Ingrid Bohn, of the group Con Mis Hijos No Te Metas (Don’t mess with my children) and also a member of the Free and Diverse Education group, explained to ACI Prensa that although 15,000 signatures have already been gathered, today work is being done across the country to gather more, because “the initiative must have a lot of citizen support.”

“We support this proposal and sponsor it together with other organizations of parents, guardians, teachers and students because we are the ones who know our children best and who should have the freedom to choose between a variety of educational projects,” she said.

The right to life

Organizations such as Always for Life and the NGO Community and Justice created Initiative 4138 on the “Right to Life.”

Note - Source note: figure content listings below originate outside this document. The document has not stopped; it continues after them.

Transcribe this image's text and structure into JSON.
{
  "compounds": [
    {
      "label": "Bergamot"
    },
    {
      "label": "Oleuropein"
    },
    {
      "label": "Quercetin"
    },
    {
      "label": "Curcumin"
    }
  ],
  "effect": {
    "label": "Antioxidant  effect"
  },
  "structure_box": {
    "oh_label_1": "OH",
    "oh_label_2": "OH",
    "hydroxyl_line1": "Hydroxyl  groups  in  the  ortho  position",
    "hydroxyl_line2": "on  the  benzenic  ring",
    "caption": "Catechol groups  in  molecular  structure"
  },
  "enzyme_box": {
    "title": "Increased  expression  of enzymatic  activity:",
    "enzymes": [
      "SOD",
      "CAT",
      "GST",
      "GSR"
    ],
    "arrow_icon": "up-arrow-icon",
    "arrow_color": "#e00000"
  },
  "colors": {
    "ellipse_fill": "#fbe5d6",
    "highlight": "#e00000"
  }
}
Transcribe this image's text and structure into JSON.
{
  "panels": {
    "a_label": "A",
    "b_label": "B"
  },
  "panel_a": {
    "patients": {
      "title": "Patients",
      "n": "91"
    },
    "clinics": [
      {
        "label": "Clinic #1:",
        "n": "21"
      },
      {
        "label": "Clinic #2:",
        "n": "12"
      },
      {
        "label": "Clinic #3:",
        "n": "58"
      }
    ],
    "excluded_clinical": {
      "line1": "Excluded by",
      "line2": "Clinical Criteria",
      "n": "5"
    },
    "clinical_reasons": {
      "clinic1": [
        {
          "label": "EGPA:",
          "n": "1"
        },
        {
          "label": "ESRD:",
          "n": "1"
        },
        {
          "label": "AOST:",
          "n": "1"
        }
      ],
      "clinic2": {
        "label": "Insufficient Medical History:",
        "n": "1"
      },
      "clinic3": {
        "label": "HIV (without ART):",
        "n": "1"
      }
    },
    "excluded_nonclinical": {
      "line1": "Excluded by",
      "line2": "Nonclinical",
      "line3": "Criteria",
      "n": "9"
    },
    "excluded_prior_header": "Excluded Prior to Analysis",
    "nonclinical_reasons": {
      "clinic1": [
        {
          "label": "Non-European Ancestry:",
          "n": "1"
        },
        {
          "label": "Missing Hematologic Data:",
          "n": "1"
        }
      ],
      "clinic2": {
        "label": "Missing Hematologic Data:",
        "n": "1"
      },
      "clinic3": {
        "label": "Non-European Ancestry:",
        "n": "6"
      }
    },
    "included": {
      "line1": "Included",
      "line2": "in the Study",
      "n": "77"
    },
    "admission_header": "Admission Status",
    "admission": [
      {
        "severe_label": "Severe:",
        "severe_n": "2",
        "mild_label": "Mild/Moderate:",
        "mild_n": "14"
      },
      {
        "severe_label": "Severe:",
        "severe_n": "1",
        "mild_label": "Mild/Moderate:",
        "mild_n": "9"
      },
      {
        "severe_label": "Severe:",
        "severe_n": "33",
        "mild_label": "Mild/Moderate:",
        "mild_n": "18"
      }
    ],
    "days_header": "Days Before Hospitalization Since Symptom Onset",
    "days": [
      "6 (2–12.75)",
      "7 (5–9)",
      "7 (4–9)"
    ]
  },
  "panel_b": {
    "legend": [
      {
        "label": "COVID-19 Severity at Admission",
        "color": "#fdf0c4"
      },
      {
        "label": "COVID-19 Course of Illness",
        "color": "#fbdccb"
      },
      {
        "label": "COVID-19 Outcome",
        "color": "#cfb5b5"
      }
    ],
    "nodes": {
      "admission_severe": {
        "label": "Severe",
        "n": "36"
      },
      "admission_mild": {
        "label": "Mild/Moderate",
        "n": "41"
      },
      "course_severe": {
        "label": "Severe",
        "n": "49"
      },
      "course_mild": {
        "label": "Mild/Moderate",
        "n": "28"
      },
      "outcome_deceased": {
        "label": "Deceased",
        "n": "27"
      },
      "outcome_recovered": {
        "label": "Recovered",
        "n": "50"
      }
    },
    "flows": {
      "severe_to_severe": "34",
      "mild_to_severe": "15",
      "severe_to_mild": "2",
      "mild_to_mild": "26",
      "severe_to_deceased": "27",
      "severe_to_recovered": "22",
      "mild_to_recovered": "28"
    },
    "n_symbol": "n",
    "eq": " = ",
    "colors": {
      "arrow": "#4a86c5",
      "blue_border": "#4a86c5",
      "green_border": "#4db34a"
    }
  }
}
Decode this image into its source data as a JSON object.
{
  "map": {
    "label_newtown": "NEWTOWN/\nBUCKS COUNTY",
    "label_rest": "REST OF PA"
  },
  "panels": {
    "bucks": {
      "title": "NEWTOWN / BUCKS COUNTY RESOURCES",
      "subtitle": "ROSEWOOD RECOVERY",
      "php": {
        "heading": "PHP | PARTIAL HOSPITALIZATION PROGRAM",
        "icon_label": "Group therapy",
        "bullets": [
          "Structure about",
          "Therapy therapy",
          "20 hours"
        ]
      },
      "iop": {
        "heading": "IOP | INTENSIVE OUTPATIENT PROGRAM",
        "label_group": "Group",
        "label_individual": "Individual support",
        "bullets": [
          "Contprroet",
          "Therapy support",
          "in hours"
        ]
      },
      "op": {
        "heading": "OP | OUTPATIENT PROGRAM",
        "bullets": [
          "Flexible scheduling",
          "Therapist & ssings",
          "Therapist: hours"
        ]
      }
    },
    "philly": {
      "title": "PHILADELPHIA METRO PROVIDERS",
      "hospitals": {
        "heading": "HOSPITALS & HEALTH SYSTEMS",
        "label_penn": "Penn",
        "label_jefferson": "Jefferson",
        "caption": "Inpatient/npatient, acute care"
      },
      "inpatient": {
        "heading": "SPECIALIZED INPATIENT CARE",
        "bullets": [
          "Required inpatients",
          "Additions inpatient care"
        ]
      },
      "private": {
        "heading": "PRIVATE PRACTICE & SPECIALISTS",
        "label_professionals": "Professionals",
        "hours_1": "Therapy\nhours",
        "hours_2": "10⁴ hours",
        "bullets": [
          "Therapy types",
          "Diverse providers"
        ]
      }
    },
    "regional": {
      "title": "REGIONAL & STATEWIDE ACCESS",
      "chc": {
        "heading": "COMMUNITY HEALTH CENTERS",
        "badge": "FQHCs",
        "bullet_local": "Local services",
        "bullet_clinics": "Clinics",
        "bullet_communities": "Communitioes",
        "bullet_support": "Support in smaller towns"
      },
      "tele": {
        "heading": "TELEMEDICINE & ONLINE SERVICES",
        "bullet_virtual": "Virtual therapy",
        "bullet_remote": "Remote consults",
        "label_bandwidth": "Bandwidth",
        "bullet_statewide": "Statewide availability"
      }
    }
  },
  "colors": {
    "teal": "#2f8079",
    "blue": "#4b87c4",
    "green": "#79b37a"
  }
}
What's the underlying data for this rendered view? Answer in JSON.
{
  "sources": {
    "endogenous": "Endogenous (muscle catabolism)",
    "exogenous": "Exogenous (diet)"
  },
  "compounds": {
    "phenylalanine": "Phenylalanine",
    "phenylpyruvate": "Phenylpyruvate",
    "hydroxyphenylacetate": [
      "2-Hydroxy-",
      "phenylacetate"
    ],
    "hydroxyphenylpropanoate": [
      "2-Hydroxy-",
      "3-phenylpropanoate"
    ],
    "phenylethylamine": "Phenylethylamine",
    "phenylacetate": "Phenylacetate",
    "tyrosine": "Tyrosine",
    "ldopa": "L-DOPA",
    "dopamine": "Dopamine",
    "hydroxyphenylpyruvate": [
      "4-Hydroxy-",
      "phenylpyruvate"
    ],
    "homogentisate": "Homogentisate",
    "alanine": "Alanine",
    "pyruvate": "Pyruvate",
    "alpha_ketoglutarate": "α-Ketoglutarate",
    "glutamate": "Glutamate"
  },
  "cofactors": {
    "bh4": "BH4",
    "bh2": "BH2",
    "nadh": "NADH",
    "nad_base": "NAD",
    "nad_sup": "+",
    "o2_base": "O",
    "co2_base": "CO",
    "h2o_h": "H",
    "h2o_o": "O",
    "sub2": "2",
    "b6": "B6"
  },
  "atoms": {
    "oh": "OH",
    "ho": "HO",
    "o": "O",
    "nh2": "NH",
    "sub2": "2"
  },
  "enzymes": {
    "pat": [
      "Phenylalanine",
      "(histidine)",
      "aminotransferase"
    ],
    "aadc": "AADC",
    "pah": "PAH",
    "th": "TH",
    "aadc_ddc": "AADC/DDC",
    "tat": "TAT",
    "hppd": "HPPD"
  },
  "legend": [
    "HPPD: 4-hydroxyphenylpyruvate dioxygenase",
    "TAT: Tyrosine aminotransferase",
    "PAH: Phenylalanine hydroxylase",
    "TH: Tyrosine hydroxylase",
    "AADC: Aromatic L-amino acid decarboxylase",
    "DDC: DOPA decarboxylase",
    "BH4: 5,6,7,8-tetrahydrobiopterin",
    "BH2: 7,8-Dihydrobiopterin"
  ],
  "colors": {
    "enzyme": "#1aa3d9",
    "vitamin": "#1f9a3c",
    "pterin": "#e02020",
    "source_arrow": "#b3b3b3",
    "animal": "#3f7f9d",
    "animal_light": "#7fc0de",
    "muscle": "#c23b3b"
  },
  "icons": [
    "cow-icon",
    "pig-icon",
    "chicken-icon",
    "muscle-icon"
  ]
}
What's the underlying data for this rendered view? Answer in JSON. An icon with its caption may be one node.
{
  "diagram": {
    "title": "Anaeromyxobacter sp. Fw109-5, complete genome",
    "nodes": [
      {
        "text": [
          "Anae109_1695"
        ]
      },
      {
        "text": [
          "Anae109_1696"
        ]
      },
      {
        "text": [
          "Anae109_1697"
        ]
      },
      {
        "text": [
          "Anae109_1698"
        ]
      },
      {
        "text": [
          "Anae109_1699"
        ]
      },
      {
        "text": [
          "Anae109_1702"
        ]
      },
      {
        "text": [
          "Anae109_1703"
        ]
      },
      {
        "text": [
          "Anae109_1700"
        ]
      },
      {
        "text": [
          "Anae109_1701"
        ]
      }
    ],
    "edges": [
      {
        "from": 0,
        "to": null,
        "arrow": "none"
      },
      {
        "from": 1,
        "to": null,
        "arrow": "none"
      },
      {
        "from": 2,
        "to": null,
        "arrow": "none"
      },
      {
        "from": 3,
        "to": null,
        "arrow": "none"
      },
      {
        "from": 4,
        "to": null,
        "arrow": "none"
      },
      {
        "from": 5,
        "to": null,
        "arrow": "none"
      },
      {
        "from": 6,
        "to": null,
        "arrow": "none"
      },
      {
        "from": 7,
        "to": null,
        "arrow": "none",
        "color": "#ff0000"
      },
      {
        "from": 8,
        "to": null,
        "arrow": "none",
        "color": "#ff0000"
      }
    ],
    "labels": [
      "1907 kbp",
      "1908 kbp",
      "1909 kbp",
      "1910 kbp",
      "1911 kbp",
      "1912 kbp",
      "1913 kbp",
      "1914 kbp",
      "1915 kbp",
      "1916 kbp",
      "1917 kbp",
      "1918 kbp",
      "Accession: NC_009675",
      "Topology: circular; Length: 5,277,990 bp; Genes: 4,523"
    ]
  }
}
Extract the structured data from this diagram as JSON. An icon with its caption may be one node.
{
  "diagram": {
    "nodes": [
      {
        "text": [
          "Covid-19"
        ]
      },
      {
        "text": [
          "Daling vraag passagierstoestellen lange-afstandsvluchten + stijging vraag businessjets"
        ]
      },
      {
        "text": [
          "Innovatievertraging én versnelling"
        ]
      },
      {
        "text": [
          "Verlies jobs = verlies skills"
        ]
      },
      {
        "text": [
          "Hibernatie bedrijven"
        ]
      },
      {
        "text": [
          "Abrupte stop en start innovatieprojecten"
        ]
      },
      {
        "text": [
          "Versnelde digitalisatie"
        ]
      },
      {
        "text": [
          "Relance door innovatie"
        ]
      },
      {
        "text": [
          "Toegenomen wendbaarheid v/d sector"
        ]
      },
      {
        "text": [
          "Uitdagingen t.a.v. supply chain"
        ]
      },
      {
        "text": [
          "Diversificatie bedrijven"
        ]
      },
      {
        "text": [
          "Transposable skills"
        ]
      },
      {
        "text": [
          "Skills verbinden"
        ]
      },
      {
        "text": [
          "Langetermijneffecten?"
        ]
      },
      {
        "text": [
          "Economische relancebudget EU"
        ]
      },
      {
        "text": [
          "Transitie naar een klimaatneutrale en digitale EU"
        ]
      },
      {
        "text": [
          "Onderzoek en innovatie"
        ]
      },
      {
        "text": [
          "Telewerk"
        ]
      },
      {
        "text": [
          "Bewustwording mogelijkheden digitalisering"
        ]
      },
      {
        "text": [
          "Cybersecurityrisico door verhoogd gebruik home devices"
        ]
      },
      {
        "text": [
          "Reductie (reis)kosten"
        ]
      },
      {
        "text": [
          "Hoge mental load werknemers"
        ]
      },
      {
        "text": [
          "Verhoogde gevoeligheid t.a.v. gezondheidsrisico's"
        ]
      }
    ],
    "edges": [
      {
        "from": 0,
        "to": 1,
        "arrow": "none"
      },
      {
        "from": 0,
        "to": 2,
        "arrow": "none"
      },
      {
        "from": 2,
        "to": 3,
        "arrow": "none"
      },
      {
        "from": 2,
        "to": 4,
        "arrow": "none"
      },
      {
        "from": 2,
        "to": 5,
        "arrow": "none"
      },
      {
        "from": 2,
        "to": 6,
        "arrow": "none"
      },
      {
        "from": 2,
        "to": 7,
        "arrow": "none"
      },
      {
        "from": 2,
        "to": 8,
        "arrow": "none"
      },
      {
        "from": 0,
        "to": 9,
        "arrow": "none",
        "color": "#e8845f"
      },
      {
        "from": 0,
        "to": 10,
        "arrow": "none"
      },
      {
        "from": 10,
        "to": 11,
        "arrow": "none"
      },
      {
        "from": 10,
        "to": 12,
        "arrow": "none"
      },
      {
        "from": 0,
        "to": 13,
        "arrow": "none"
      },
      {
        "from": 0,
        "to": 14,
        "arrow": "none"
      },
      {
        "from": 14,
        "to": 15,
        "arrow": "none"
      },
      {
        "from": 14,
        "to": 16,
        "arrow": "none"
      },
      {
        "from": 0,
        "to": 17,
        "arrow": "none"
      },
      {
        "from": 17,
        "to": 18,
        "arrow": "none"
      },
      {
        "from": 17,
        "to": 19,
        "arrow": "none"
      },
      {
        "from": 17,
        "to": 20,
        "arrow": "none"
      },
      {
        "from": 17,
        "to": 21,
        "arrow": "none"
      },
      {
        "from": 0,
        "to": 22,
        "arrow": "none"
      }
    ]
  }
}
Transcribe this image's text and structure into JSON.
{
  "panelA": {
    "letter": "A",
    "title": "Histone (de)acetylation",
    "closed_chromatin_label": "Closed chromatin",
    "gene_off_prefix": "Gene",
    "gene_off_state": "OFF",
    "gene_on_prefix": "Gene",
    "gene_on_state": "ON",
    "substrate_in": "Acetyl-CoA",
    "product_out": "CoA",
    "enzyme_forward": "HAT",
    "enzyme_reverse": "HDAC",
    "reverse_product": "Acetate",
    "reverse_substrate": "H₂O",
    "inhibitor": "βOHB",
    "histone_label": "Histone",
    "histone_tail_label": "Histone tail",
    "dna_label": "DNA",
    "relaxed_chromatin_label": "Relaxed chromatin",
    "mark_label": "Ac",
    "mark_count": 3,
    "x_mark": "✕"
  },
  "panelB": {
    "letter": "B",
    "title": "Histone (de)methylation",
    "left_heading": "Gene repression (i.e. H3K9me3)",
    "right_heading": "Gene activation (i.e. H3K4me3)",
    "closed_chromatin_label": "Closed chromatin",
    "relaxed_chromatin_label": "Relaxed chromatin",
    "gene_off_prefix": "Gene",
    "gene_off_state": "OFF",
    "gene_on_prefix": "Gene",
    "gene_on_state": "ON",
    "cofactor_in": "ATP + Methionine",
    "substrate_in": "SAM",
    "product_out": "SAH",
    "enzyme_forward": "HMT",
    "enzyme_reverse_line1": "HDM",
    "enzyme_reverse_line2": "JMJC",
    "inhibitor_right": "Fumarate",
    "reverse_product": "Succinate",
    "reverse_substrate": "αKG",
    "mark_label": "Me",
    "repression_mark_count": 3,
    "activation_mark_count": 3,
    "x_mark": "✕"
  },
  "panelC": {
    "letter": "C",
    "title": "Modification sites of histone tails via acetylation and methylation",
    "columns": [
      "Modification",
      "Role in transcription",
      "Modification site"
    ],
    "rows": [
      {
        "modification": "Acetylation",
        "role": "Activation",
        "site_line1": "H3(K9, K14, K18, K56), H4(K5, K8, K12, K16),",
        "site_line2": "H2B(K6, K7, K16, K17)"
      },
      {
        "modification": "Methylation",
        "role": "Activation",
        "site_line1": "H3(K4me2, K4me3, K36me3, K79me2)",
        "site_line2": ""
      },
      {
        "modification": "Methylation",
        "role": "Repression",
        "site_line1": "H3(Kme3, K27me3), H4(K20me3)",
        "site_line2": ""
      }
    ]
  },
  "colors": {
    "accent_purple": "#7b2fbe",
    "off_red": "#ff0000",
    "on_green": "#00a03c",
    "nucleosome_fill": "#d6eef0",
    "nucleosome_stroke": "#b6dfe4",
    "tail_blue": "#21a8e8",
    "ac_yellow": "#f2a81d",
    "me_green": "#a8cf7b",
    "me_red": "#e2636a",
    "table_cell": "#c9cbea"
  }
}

The initiative proposes that the right to life have constitutional protection from the moment of conception, “regardless of age or stage of development,” because “if the laws and the Constitution do not recognize that we are all equal in dignity and rights, it can contribute to the social problem of arbitrarily discriminating against the unborn.”

The proposal is based on biological, philosophical, and legal arguments from international law.

“It is inconceivable that a Constitution that seeks, precisely, to protect the dignity of all people, without arbitrary discrimination, were to leave a group outside of this protection, just because they were not born,” the initiative states.

Even so, since September 2017, Chile has a law decriminalizing abortion on the grounds of rape up to 12 weeks of pregnancy, and with no gestational limit for both fetal inviability and risk to the life of the mother.

Verónica Hoffmann, executive director of the United Chile Foundation, dedicated to supporting mothers with crisis pregnancies, encouraged citizens to sign the initiative “so that the Constitution of Chile continue to protect the right to life and the physical and mental integrity of the person, and that the law protect the life of the unborn.”

“We must take part since the right to life is the dignity of every human being, it’s inviolable, from the moment its existence begins. It is essential that this right be recognized for all human individuals, without distinction, and continue to be present in the Chilean Constitution,” Hoffmann told ACI Prensa.